Centers for Epidemiological Studies – depression

Geriatric Depression Scale-15 item

Figures 1& 2 present Cox proportional Hazards Models of survival in the FHS as a function of baseline sGDS scores, stratified by CLOX2 performance. sGDS scores were divided into terciles due to the paucity of subjects who failed both the sGDS (at >6 /15) and CLOX2 (at <12/15). Figure 1 shows a dose-dependent degradation in survival among subjects who also fail CLOX2 (log rank test: p = 0.007). This is not observed in the subset that passed CLOX2 (Figure 2). Mortality was increased even at subclinical levels of depressive symptoms relative to the absence of such symptoms (log rank test, p = 0.005).

Figure 1.

Figure 1

SGDS performance has a significant effect on survival in those who also fail CLOX2. Note near term mortality at sGDS > 0.

Figure 2.

Figure 2

The effect of sGDS scores on survival is attenuated by intact CLOX2 performance. Note long term mortality in sGDS ≥ 3.
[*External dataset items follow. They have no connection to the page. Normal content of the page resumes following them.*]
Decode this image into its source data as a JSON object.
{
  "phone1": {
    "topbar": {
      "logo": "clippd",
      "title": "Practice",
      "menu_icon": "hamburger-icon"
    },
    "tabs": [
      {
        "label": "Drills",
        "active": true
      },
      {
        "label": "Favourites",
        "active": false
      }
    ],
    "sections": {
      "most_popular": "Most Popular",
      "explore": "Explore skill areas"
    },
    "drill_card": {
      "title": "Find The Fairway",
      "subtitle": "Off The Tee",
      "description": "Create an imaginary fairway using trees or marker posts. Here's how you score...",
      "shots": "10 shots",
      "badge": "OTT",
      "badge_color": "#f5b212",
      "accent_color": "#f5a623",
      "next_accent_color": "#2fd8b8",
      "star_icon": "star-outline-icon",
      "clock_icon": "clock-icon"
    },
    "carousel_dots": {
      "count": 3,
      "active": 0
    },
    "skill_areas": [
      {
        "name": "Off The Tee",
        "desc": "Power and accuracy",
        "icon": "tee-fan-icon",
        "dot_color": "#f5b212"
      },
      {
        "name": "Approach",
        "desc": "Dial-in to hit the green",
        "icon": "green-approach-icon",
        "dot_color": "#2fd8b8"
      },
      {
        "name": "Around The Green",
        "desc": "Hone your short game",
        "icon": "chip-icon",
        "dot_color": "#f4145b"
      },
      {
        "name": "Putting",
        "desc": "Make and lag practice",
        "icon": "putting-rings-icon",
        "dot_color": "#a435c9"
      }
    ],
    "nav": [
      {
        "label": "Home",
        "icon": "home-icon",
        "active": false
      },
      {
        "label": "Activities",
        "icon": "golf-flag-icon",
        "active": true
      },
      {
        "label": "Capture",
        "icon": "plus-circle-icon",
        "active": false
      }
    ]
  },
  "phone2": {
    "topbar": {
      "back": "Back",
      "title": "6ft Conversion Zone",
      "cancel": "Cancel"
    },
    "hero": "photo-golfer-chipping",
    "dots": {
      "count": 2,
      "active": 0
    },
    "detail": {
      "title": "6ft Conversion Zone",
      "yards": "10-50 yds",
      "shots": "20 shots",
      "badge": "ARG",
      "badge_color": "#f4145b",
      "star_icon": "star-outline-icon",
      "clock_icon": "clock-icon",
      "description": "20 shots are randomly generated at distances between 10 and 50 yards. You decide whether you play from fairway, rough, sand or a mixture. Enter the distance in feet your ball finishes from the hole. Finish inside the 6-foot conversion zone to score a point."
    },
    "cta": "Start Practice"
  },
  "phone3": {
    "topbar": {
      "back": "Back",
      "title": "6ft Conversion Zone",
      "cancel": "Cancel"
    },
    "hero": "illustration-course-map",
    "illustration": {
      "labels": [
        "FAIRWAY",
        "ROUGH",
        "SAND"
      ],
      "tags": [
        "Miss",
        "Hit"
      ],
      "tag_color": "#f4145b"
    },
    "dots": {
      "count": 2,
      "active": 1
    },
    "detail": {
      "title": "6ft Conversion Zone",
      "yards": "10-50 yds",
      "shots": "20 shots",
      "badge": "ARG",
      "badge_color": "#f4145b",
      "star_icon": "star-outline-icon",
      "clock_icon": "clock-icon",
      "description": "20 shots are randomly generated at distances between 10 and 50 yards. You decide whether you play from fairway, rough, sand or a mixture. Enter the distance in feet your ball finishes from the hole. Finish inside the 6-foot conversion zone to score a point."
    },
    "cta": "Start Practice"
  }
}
However, in order to formally demonstrate a mediation effect, we must also show that depressive symptoms are associated with CLOX2 scores. In SALSA and HEPESE, CLOX2 was significantly associated with the GDS [β = −0.11 (0.02), p <0.001] and CES-D [β = −0.04 (0.008), p = 0.001] respectively. CLOX2 was not significantly associated with sGDS in FHS [β = −0.06 (0.07), p = ns].

Following the methods put forth by MacKinnon et al., (1994;2006), the mediation effect [i.e., the standard error (se) of the remaining effect of depression on mortality after adjusting for CLOX2] was calculated as the difference in the unadjusted direct effect of depressive symptoms on survival less that of the adjusted model; i.e, a - b = c for SALSA and a2 – b2 = c2 for HEPESE). To determine if this mediation effect is significant, Mackinnon et al., (1994;2006) give calculations for obtaining the se of this effect. We found that the mediation effect was significant for SALSA (z = 5.60) and marginal in HEPESE (z = 1.88). The percentage of effect can also be calculated. CLOX2 mediated 36% of the association between GDS and mortality in SALSA and 15% of the association between CES-D and mortality in HEPESE.

Discussion

We have observed that CLOX2 scores attenuate, and potentially mediate depression's well established association with mortality. This can be demonstrated in both Hispanic and Non-Hispanic whites, in a variety of settings, with varying lengths of follow-up, and regardless of the depression rating measures employed. This finding is remarkable given that previous studies have shown the association between depressive symptoms and survival to survive adjustment for a variety of other clinical covariates. Unfortunately, methodological differences across these three cohorts preclude a valid comparison of comorbidities across them. Future studies in selected cohorts will be needed to establish that the specific effect of CLOX2 on survival reported in these studies is independent of medical comorbidity, as is suggested by previous work in other cohorts.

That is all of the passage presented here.